Alex, who’s 24 and a local TV reporter, emerges as an early sort-of leader, quickly realizing that “we need each other out here if we’re going to last for 40 days.” (Full disclosure: As I learned when he contacted me recently, Alex is also a reality blurred reader, and he’ll be offering insights the morning after each episode and answering your questions. Watch for that tomorrow.)
While Cody never quite drops the bravado, he ultimately seems like an early candidate for the Richard Hatch of this game: arrogant, frustrating, manipulative, but fascinating, the first to figure out this is a game, though perhaps not the best at playing it. There’s interesting strategy there, wrapped up in a frequently dickish package.
Of course Chris and Cody team up, and even have their own isolated shelter. The way their decisions play out in the first two episodes offers a pretty incredible character arc.
That’s true of many of the cast members, actually. and especially true of their success and/or failure as a group. I won’t reveal anything, but in the first two episodes, the amount of money they do or do not spend, and the number of people who do or do not tap out, really surprised me.
A new perspective, thanks to drones and robots
Stranded with a Million Dollars is produced by Tollbooth TV, a company run by people with deep reality resumes, and besides the game they’ve created, they’ve made strong choices for the production, too.
That starts with the fact that the contestants are basically alone on in their campsite on a small island in Fiji.

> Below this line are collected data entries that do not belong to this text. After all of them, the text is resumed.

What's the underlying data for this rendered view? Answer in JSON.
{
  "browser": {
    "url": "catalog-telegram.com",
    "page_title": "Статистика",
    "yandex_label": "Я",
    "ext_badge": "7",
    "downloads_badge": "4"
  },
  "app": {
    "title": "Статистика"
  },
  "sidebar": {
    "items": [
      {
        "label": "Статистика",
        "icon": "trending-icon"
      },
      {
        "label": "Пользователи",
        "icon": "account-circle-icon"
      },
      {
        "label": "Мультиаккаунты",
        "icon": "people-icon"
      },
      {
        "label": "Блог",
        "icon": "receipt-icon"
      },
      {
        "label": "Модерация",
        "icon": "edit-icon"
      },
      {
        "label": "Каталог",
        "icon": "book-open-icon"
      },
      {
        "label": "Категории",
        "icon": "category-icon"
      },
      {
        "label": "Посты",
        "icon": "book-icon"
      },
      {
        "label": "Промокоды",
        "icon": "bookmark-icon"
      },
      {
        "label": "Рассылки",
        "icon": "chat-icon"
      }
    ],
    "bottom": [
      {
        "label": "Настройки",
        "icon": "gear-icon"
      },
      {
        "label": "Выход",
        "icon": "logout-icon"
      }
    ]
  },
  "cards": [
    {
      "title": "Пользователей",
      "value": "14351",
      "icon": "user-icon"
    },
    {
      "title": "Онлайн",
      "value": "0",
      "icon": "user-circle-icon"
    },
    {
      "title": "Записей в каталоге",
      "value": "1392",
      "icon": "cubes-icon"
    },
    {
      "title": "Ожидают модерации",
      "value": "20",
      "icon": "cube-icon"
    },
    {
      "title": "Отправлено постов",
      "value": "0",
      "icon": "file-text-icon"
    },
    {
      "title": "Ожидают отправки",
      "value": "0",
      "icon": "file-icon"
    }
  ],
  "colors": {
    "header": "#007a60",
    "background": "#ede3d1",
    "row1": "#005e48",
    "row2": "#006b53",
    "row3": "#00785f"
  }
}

The credits note that “contestants reecived assistance during the series for health, safety, and medical reasons,” but it seems comparable to Alone, where the participants are actually alone except when checked by medical teams.

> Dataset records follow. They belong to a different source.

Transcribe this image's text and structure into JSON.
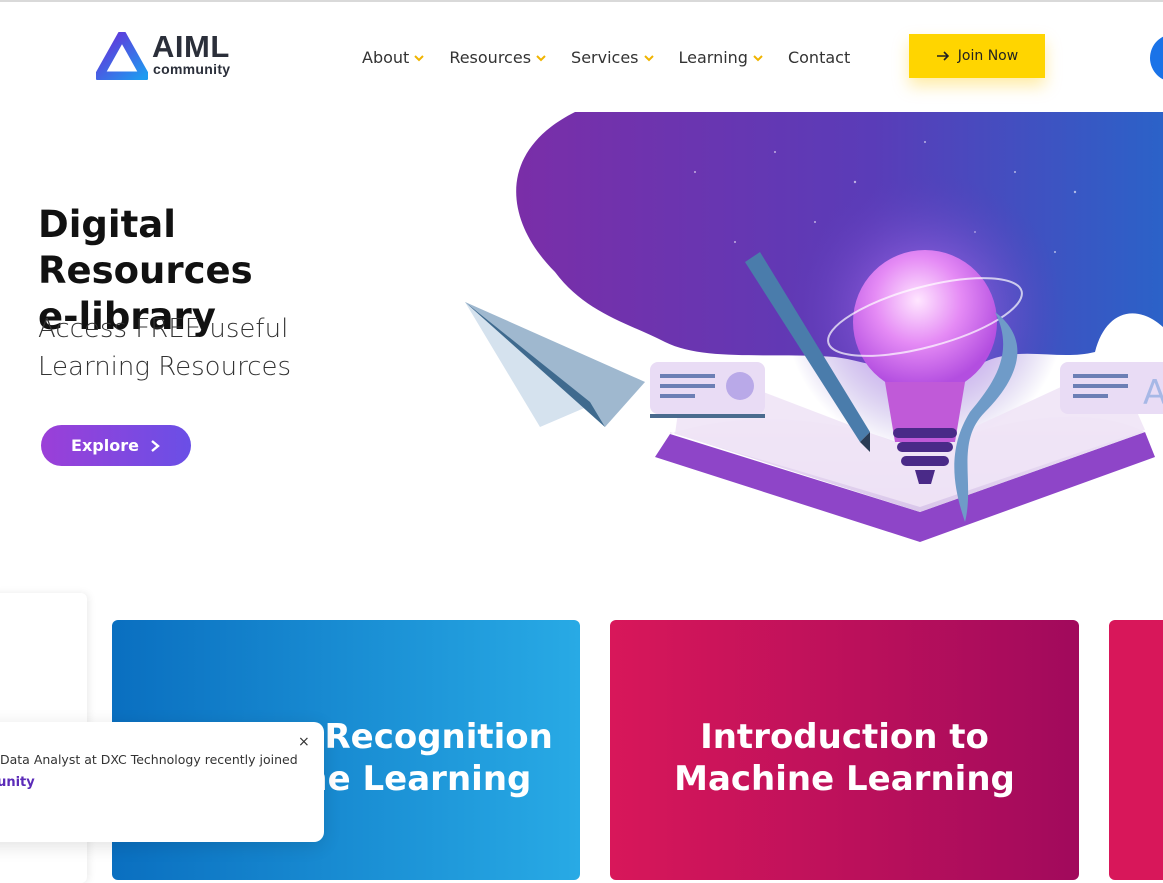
{
  "header": {
    "logo_title": "AIML",
    "logo_sub": "community",
    "nav": [
      {
        "label": "About",
        "icon": "chevron-down-icon"
      },
      {
        "label": "Resources",
        "icon": "chevron-down-icon"
      },
      {
        "label": "Services",
        "icon": "chevron-down-icon"
      },
      {
        "label": "Learning",
        "icon": "chevron-down-icon"
      },
      {
        "label": "Contact"
      }
    ],
    "join_label": "Join Now",
    "join_icon": "arrow-right-icon"
  },
  "hero": {
    "title_line1": "Digital Resources",
    "title_line2": "e-library",
    "sub_line1": "Access FREE useful",
    "sub_line2": "Learning Resources",
    "explore_label": "Explore",
    "explore_icon": "chevron-right-icon",
    "art_label": "A"
  },
  "cards": [
    {
      "line1": "Pattern Recognition",
      "line2": "Machine Learning"
    },
    {
      "line1": "Introduction to",
      "line2": "Machine Learning"
    }
  ],
  "toast": {
    "text": "Data Analyst at DXC Technology recently joined",
    "link": "mmunity",
    "close": "×"
  },
  "colors": {
    "accent_yellow": "#ffd500",
    "explore_purple": "#8a45dc",
    "card_blue": "#0a6fc0",
    "card_pink": "#d8175a"
  }
}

SWAMD’s cast is alone because they aren’t being filmed by camera crews or, it seems, interviewed by producers, as they just talk into hand-held cameras for their confessionals.
Mostly, they’re being filmed remotely, with locked-off robotic cameras and drones that hover above and around the cast, Hunger Games-style. (There are also camera operators who shoot with long lenses from far away.) And though the absence of camera crews and robotic cameras has been used on reality TV before, including on Fox’s Utopia, the combination feels new.
It also just looks incredible, strikingly different than a typical MTV or cable reality show.
Anthony Sacco—the Directors Guild award-winning director of The Chair, one of the most visually interesting unscripted shows I’ve ever seen, and the man who captured this footage—is the show’s director of photography, and his work is evident.
There are very few close-ups, and more depth of frame than I’m used to seeing in an unscripted television show. There are beauty shots that rival Survivor’s, but unlike on that show, the cameras are not invisible; there are also constant reminders that this cast is on television.
Because the show is filmed that way, there isn’t always a perfect shot of people talking; sometimes we’re looking at their backs, or they’re behind a tree while having a conversational. I’m inherently skeptical of this, because too many reality shows now use similar shots—ones where we can’t see people’s faces—and then overlay them with fake dialogue that’s been constructed entirely from other sentences or taken out of context. That may be happening in certain scenes here, but I didn’t catch any blatant frankenbiting in the first episode.
Although the show uses technology, it still feels stripped down and less-produced than most. With its production, and with its game, Stranded with a Million Dollars may not be staking out brand-new ground, but it’s surprisingly, excitingly fresh.